Doctors and tech people were on hand to detail how these devices will become part of everyday healthcare in the near future.

I’ve seen the light

In the world of future lighting, Philips unveiled technologies that will make homes and future cities more efficient and safer. Some of this will come about through Big Data. That’s the focus on analyzing huge data systems — like those of growing cities — to ensure everyone’s on the grid through cloud systems. This will become more and more important as the world’s population pushes to 10 million in the next few decades. Though some of this data collecting sounds a little Orwell-ominous, from what we saw, most of the data will emanate from people’s electronic devices  by their own initiative: self-evaluation apps allowing patients to assist doctors in gathering data and the like. In terms of city lighting, the technology can be used to evaluate, say, where most people congregate during certain times of the day in office buildings (via cell phone data) to reduce heating, lighting and air-conditioning costs.

So far, so good. We saw nifty lighting innovations such as LED-imbedded carpeting that flashes lighted messages and announcements on the shag below you. (This might be useful during emergencies, offering exit directions, etc.)

“Connected lighting” was the buzzword. This involves linked lighting systems that rely on data collected through sensors to personalize settings and efficiency. A test project run in Aruba (population 100,000) reportedly managed to lower energy costs there by 80 percent.

And who will pay for all these radical new lighting setups in the future? Philips is now looking at “light rental” models where cities will simply rent the equipment for a flat fee, and Philips will take care of maintenance while retaining ownership. Eventually, so the pitch goes, such rental schemes will pay for themselves in savings.

On a more basic level, connected lighting will allow you to, say, adjust the level of overhead lighting in your office cubicle. (You like it dim, while Nancy next door likes it super bright.) Using your device and Philips apps, you can adjust a wide variety of settings in the home or office: baby monitors, security devices.
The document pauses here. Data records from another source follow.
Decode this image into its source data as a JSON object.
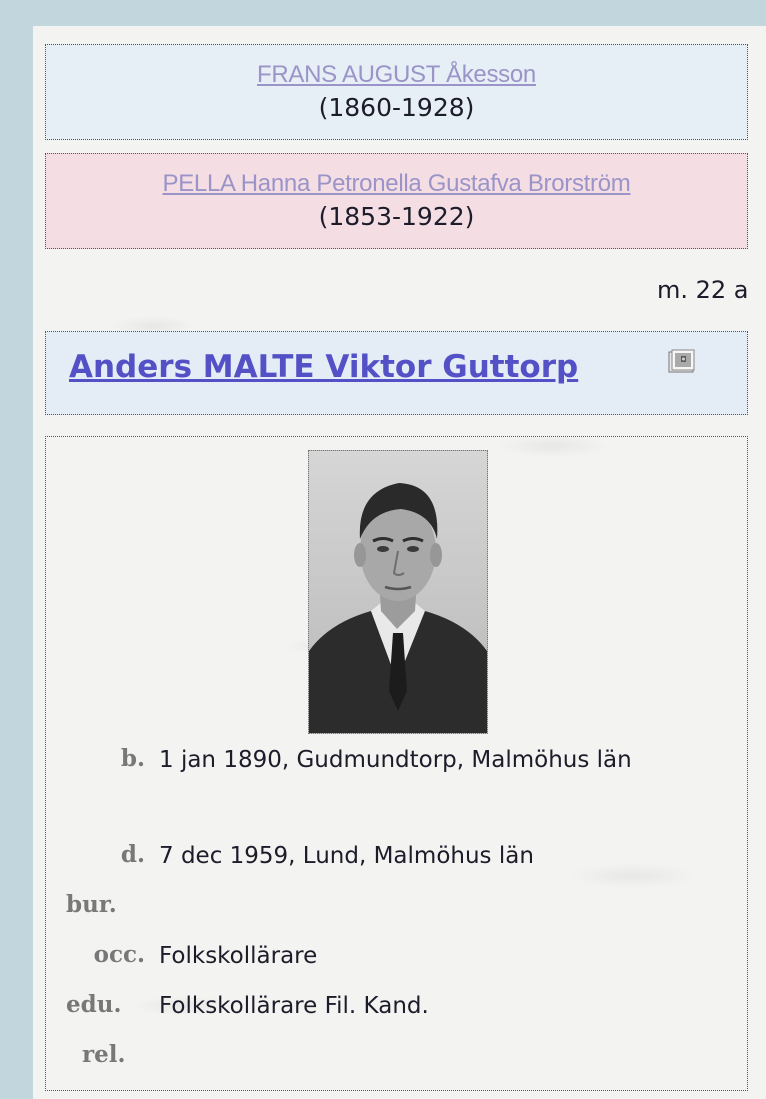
{
  "father": {
    "name": "FRANS AUGUST Åkesson",
    "years": "(1860-1928)"
  },
  "mother": {
    "name": "PELLA Hanna Petronella Gustafva Brorström",
    "years": "(1853-1922)"
  },
  "marriage": {
    "text": "m. 22 a"
  },
  "person": {
    "name": "Anders MALTE Viktor Guttorp",
    "album_icon": "photo-album-icon"
  },
  "facts": {
    "birth": {
      "label": "b.",
      "value": "1 jan 1890, Gudmundtorp, Malmöhus län"
    },
    "death": {
      "label": "d.",
      "value": "7 dec 1959, Lund, Malmöhus län"
    },
    "burial": {
      "label": "bur.",
      "value": ""
    },
    "occupation": {
      "label": "occ.",
      "value": "Folkskollärare"
    },
    "education": {
      "label": "edu.",
      "value": "Folkskollärare Fil. Kand."
    },
    "religion": {
      "label": "rel.",
      "value": ""
    }
  },
  "colors": {
    "father_box": "#e6eef6",
    "mother_box": "#f4dde3",
    "person_box": "#e4edf6",
    "link_visited": "#9a94c8",
    "link_primary": "#5451c6",
    "label_gray": "#787878"
  }
}
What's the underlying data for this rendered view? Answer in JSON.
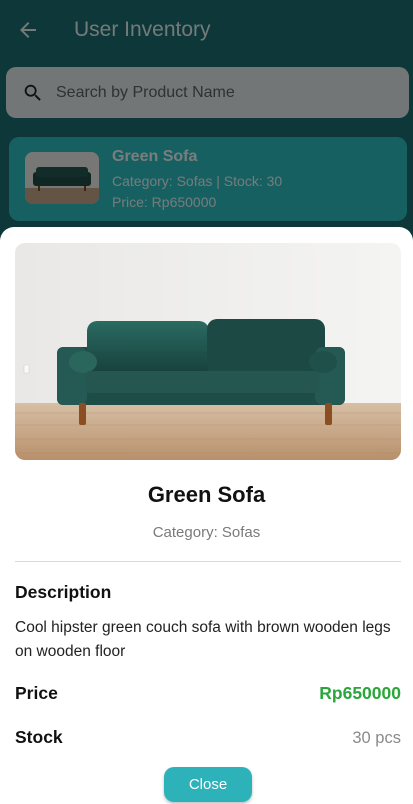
{
  "appbar": {
    "title": "User Inventory",
    "back_icon": "arrow-left-icon"
  },
  "search": {
    "placeholder": "Search by Product Name",
    "icon": "search-icon"
  },
  "list": {
    "items": [
      {
        "name": "Green Sofa",
        "meta": "Category: Sofas | Stock: 30",
        "price": "Price: Rp650000"
      }
    ]
  },
  "detail": {
    "name": "Green Sofa",
    "category": "Category: Sofas",
    "description_label": "Description",
    "description": "Cool hipster green couch sofa with brown wooden legs on wooden floor",
    "price_label": "Price",
    "price": "Rp650000",
    "stock_label": "Stock",
    "stock": "30 pcs",
    "close_label": "Close"
  },
  "colors": {
    "appbar": "#1a6f72",
    "card": "#2fc0c5",
    "accent": "#2cb2b8",
    "price": "#2aa63a"
  }
}
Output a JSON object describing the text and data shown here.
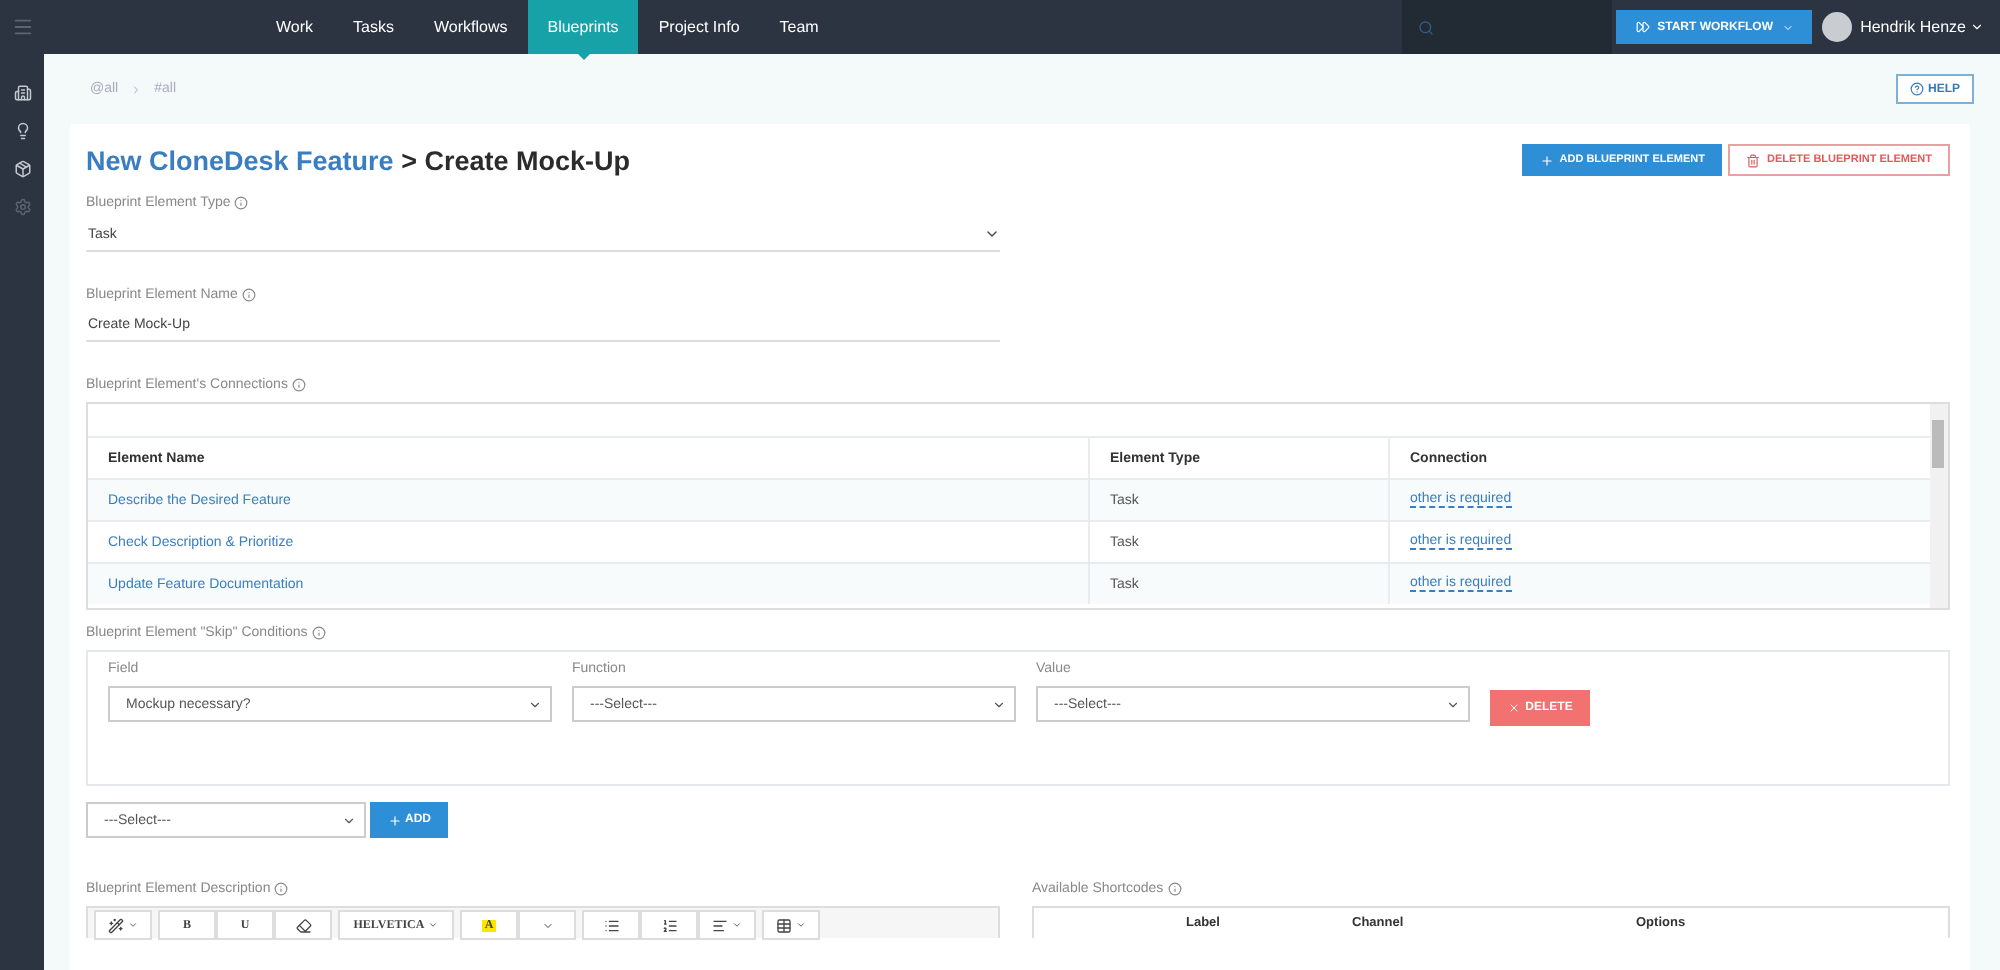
{
  "nav": {
    "items": [
      {
        "label": "Work",
        "selected": false
      },
      {
        "label": "Tasks",
        "selected": false
      },
      {
        "label": "Workflows",
        "selected": false
      },
      {
        "label": "Blueprints",
        "selected": true
      },
      {
        "label": "Project Info",
        "selected": false
      },
      {
        "label": "Team",
        "selected": false
      }
    ],
    "start_workflow": "START WORKFLOW",
    "user": "Hendrik Henze"
  },
  "breadcrumb": [
    "@all",
    "#all"
  ],
  "help": "HELP",
  "title": {
    "parent": "New CloneDesk Feature",
    "current": "> Create Mock-Up"
  },
  "actions": [
    {
      "kind": "add",
      "label": "ADD BLUEPRINT ELEMENT"
    },
    {
      "kind": "delete",
      "label": "DELETE BLUEPRINT ELEMENT"
    }
  ],
  "element_type": {
    "label": "Blueprint Element Type",
    "value": "Task"
  },
  "element_name": {
    "label": "Blueprint Element Name",
    "value": "Create Mock-Up"
  },
  "connections": {
    "label": "Blueprint Element's Connections",
    "columns": [
      "Element Name",
      "Element Type",
      "Connection"
    ],
    "rows": [
      {
        "name": "Describe the Desired Feature",
        "type": "Task",
        "connection": "other is required"
      },
      {
        "name": "Check Description & Prioritize",
        "type": "Task",
        "connection": "other is required"
      },
      {
        "name": "Update Feature Documentation",
        "type": "Task",
        "connection": "other is required"
      }
    ]
  },
  "skip_conditions": {
    "label": "Blueprint Element \"Skip\" Conditions",
    "conditions": [
      {
        "field": {
          "label": "Field",
          "value": "Mockup necessary?"
        },
        "function": {
          "label": "Function",
          "value": "---Select---"
        },
        "value": {
          "label": "Value",
          "value": "---Select---"
        },
        "delete": "DELETE"
      }
    ]
  },
  "add_condition": {
    "select": "---Select---",
    "button": "ADD"
  },
  "description": {
    "label": "Blueprint Element Description",
    "toolbar": [
      [
        {
          "kind": "wand",
          "dropdown": true
        }
      ],
      [
        {
          "kind": "text",
          "label": "B"
        },
        {
          "kind": "text",
          "label": "U"
        },
        {
          "kind": "eraser",
          "dropdown": false
        }
      ],
      [
        {
          "kind": "text",
          "label": "HELVETICA",
          "dropdown": true
        }
      ],
      [
        {
          "kind": "highlight",
          "label": "A"
        },
        {
          "kind": "caret"
        }
      ],
      [
        {
          "kind": "bullets",
          "dropdown": false
        },
        {
          "kind": "numbers",
          "dropdown": false
        },
        {
          "kind": "align",
          "dropdown": true
        }
      ],
      [
        {
          "kind": "table",
          "dropdown": true
        }
      ]
    ]
  },
  "shortcodes": {
    "label": "Available Shortcodes",
    "columns": [
      "Label",
      "Channel",
      "Options"
    ]
  }
}
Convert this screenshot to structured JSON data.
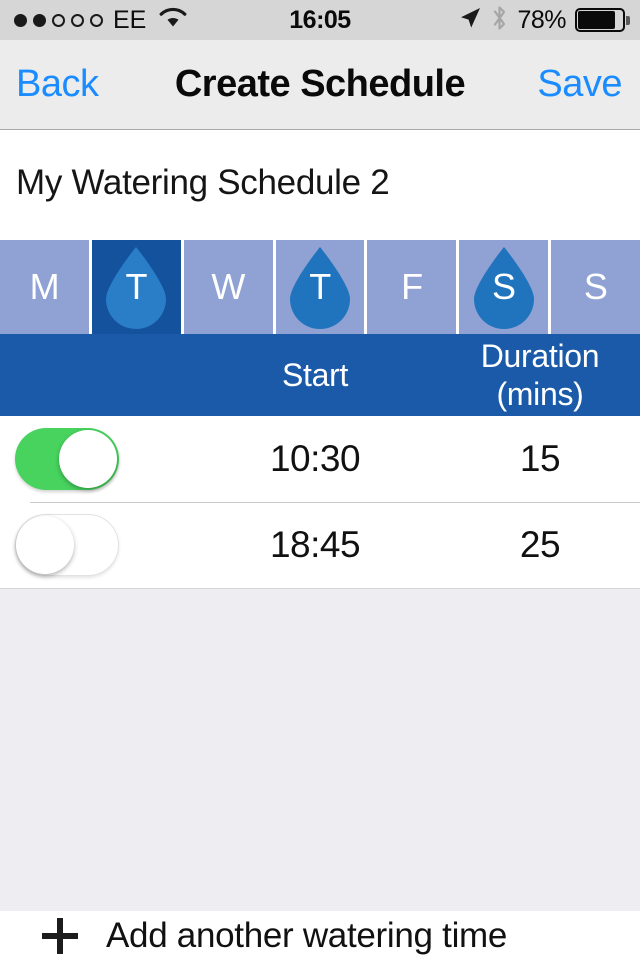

It even allows you to adjust the strength of your coffeemaker and its switch-on time using a remote device, without getting out of bed. (Yes, the future is not only bright, it’s somewhat lazy.)

We heard about a Philips Hue app that offers visual cues to alert deaf users to phone messages, calls and warning signals.

Most intriguingly, perhaps, Philips and Accenture have partnered to create a prototype headset that will someday allow sufferers of ALS (amyotrophic lateral sclerosis, commonly known as Lou Gehrig’s disease) to monitor their biofeedback, control gadgets, and assess their sleep levels — using their own brainwaves.

A visit to the Philips Museum in Eindhoven the previous day enlightened us to the company’s proud history of innovation: over 100,000 patents have emerged from those first initial experiments with light bulb filaments undertaken by Gerard and Anton Philips and their father Frederik back in 1891. As Van Houten said in his speech, Philips LED lights have “catalyzed the shift from lighting products to lighting solutions.” Similarly, health solutions will rely on a growing middle-class emphasis on taking a personal stake in one’s behavior and well-being — something Philips products promise to make easier. 

“Our mission is to improve the lives of three billion people by 2025,” he added, noting that Philips now serves 1.8 billion people per year with its products.

The future is coming. You just have to be bright enough to see it.